Royal Truman is a young-earth creationist affiliated with Answers in Genesis. Truman does have a Ph.D. in organic chemistry, and is thus qualified to sign onto the Discovery Institute’s nonsense petition A Scientific Dissent from Darwinism, and is also on the CMI list of scientists alive today who accept the biblical account of creation. Of course, we have found no actual scientific research publications to his name, so he doesn’t really seem to be a scientist, but his name fills lists that would be embarrassingly empty if stricter criteria for “scientist” were used, so there you go. He has written
several articles for the Creation Ex Nihilo Technical Journal and the pseudoscientific Journal of Creation, but that’s not quite the same.
Though not, perhaps, among the creationist movement’s most obvious celebrities, Truman has been in the game for a while, and may probably be credited with many now well-established creationist gambits involving misunderstandings of information theory. Some comments on some of his arguments can be found here.

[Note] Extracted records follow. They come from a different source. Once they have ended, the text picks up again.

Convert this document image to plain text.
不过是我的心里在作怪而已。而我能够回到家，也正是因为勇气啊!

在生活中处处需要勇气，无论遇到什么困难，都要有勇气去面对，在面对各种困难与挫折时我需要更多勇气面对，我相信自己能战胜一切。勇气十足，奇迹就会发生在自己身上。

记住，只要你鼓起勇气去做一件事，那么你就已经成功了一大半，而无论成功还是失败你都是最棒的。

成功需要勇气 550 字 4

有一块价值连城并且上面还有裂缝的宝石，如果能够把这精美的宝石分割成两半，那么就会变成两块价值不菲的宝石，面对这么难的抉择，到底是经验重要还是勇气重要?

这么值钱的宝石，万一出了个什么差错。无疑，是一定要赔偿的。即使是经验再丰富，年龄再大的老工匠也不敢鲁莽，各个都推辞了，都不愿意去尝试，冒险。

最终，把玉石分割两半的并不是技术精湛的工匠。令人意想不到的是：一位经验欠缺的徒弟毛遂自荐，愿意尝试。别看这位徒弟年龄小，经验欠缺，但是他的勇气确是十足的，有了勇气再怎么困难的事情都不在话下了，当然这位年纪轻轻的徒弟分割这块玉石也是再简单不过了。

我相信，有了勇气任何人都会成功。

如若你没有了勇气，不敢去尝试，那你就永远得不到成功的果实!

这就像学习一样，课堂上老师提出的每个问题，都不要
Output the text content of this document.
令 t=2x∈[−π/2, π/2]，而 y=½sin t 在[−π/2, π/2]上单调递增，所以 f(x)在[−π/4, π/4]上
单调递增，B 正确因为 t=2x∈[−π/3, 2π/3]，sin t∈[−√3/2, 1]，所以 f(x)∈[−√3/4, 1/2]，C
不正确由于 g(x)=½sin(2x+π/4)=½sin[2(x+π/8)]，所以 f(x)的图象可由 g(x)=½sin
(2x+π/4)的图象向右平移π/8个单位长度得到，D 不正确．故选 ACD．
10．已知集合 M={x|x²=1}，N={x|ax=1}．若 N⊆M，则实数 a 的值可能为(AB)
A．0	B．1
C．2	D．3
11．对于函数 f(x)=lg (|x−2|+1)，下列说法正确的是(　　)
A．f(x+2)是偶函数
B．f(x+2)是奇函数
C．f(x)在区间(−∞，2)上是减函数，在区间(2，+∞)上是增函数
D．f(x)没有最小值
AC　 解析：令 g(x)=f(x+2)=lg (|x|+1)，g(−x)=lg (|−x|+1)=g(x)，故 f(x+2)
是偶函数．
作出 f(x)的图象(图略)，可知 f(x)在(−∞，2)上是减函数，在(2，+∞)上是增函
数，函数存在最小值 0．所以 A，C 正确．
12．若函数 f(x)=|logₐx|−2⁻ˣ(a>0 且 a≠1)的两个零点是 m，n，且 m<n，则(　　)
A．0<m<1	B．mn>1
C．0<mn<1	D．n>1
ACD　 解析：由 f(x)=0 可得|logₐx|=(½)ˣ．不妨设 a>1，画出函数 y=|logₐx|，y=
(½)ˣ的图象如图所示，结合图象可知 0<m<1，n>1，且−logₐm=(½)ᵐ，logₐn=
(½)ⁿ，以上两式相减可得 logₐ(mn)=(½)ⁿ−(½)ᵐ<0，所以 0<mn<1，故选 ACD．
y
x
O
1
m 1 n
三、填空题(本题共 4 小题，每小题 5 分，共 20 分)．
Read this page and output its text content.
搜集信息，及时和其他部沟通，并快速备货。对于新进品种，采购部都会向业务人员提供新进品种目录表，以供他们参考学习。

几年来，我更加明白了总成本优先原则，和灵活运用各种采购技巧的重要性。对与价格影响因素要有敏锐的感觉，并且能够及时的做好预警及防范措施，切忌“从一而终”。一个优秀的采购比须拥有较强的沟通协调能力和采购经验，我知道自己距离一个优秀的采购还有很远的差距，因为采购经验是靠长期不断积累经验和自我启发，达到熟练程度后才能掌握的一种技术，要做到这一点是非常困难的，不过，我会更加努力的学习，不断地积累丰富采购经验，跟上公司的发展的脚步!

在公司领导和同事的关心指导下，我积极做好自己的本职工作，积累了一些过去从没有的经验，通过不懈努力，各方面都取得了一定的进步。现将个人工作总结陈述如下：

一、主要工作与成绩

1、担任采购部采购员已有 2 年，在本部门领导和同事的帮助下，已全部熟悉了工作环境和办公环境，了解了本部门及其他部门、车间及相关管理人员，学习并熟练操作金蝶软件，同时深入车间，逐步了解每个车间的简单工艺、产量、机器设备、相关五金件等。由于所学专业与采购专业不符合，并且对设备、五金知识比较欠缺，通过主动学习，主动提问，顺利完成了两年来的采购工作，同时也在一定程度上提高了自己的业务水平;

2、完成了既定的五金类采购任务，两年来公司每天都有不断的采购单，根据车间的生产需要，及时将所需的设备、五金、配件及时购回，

Diagnosis: Though more coherent and knowledgeable than many young earth creationists, Truman’s religiously motivated misunderstandings of evolution and the scientific theories he invokes to argue against evolution are rather instructive. And he certainly provides further illumination, if any were needed, of the intellectual bankruptcy of the Discovery Institute petition.
Note: we have ultimately decided against giving a separate entry to John Trumbo, journalist of Seattle’s KOMO news and the Seattle Times. In 2012 Trumbo wrote and article, which KOMO published as news, about creationist claims about how the Arizona sandstones are proof of Noah’s flood, with utter incredulity and not a single critical point (he did include the comments from several creationists, however.) Well, Trumbo might be a creationist, but he might also just be a bad journalist, and although bad journalism is bad and may help enable lunacy, it is not exactly lunacy. KOMO news, on their side, asked readers to “please note that we shared this story on our Facebook page because it is currently one of the most popular stories on our website. We are not promoting any agenda, including ‘young-earth creationism’.” Publishing the story on their Facebook page seems to be, by definition, promoting young-earth creationism.
I sure hope the next entry has the last name of Trump (you will likely need a few entries for various members of the family).